So This Is What Retirement Will Be Like

Lately Chris and I have each been working from home a few days a week. When our days at home coincide, we both get up at our usual work times but the day progresses much more easily.

The dogs get taken outside twice as often because neither of the humans knows when the last outing was. The dogs are quite happy about this, and they have now learned that they can just wait meaningfully by a door and someone will let them out. Whereas if only one human were home, this human would know quite well that all the dogs had just gone outside an hour ago and they don’t need to go out right now, and I’m talking to you, Mr. Stanley.

Also, one of us can usually distract the dogs while the other’s on a conference call. On days when Chris isn’t working from home, the dogs often participate in my conference calls, whether they are on the agenda or not. On mornings when I haven’t woken up yet and Chris has an early conference call, he takes the call in the garage. In his car. I found that puzzling at first but then Chris explained he couldn’t hear the dogs from the garage.

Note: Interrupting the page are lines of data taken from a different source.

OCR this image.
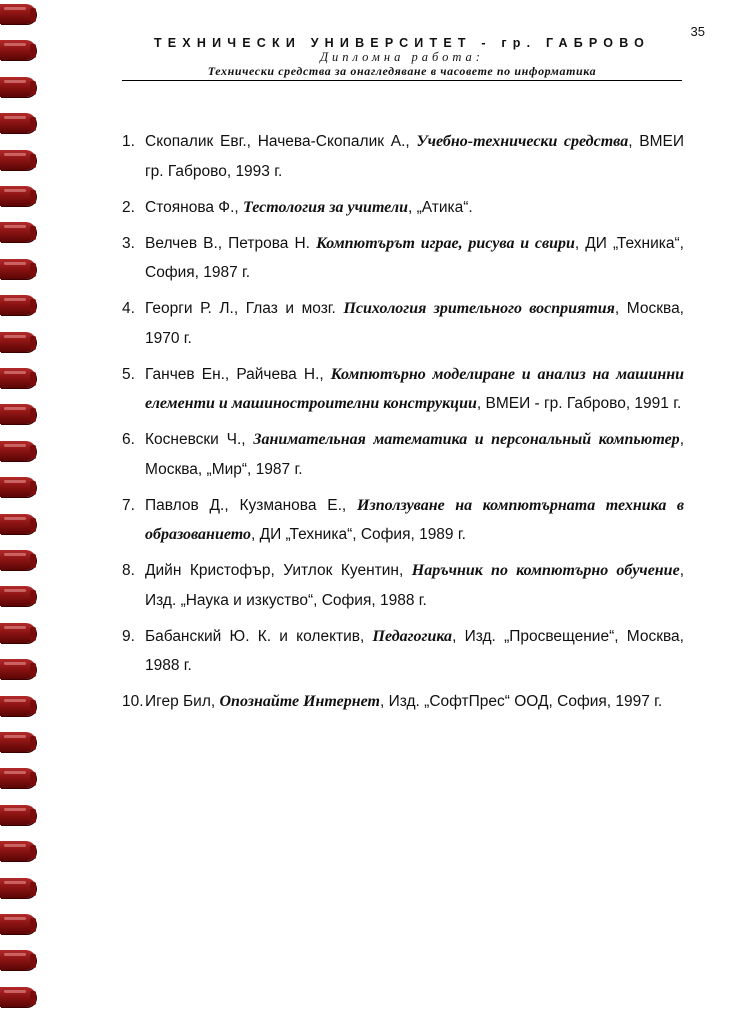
35
ТЕХНИЧЕСКИ УНИВЕРСИТЕТ - гр. ГАБРОВО
Дипломна работа:
Технически средства за онагледяване в часовете по информатика
1. Скопалик Евг., Начева-Скопалик А., Учебно-технически средства, ВМЕИ гр. Габрово, 1993 г.
2. Стоянова Ф., Тестология за учители, „Атика“.
3. Велчев В., Петрова Н. Компютърът играе, рисува и свири, ДИ „Техника“, София, 1987 г.
4. Георги Р. Л., Глаз и мозг. Психология зрительного восприятия, Москва, 1970 г.
5. Ганчев Ен., Райчева Н., Компютърно моделиране и анализ на машинни елементи и машиностроителни конструкции, ВМЕИ - гр. Габрово, 1991 г.
6. Косневски Ч., Занимательная математика и персональный компьютер, Москва, „Мир“, 1987 г.
7. Павлов Д., Кузманова Е., Използуване на компютърната техника в образованието, ДИ „Техника“, София, 1989 г.
8. Дийн Кристофър, Уитлок Куентин, Наръчник по компютърно обучение, Изд. „Наука и изкуство“, София, 1988 г.
9. Бабанский Ю. К. и колектив, Педагогика, Изд. „Просвещение“, Москва, 1988 г.
10. Игер Бил, Опознайте Интернет, Изд. „СофтПрес“ ООД, София, 1997 г.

“And sometimes I get tired of standing up,” he said.

On good days we can even work in one load of laundry between the two of us, thus saving us some weekend chores. In fact, the only negative thing about working at home together is the temperature.

After the first few days of working at home together, I began to notice something strange. Our thermostat is set low overnight because that’s the only way to get the air conditioning to stay on long enough to send some cool air to our 3rd floor bedroom. So most mornings, I have to turn up the thermostat to be comfortable on the lower levels of the house. I usually only need to make that one adjustment to the thermostat during the work day.

But now I was making multiple trips a day and I was always turning the thermostat in the same direction — higher so that the A/C would kick in less often. I assumed that the thermostat was just adjusting itself automatically according to its programmed temperatures. Or that maybe it was just magic. (Magic, I’ve found, is a good, all-purpose explanation of anything that happens which you can’t immediately explain and don’t want to put any time into investigating.)

Then one day I heard Chris on the stairs. I heard a click. I heard the A/C turn on, and I heard Chris going back down the stairs to his computer.

Apparently for every time I ran down a flight of stairs to turn up the thermostat, Chris was running up the stairs to turn down the thermostat. Neither of us said anything to the other — me, because it took me so long to realize what was going on, and Chris because, well, I’m not sure if he’s noticed yet how many times he’s had to adjust the temperature.

I didn’t really mind the running up and down, because at least I was giving my typing hands a short break from the computer. But then I pictured us in the not-so-distant future: Me staggering downstairs with my electric wheelchair built into the staircases to raise the thermostat. Chris making his way up the stairs with his cane to lower the thermostat. The two of us doing this in reverse during the winters. The two of us taking up the entire day, what with all that slow moving back and forth between the thermostat.

No wonder retirees go to bed so early. After all that walking, I’d be tired, too.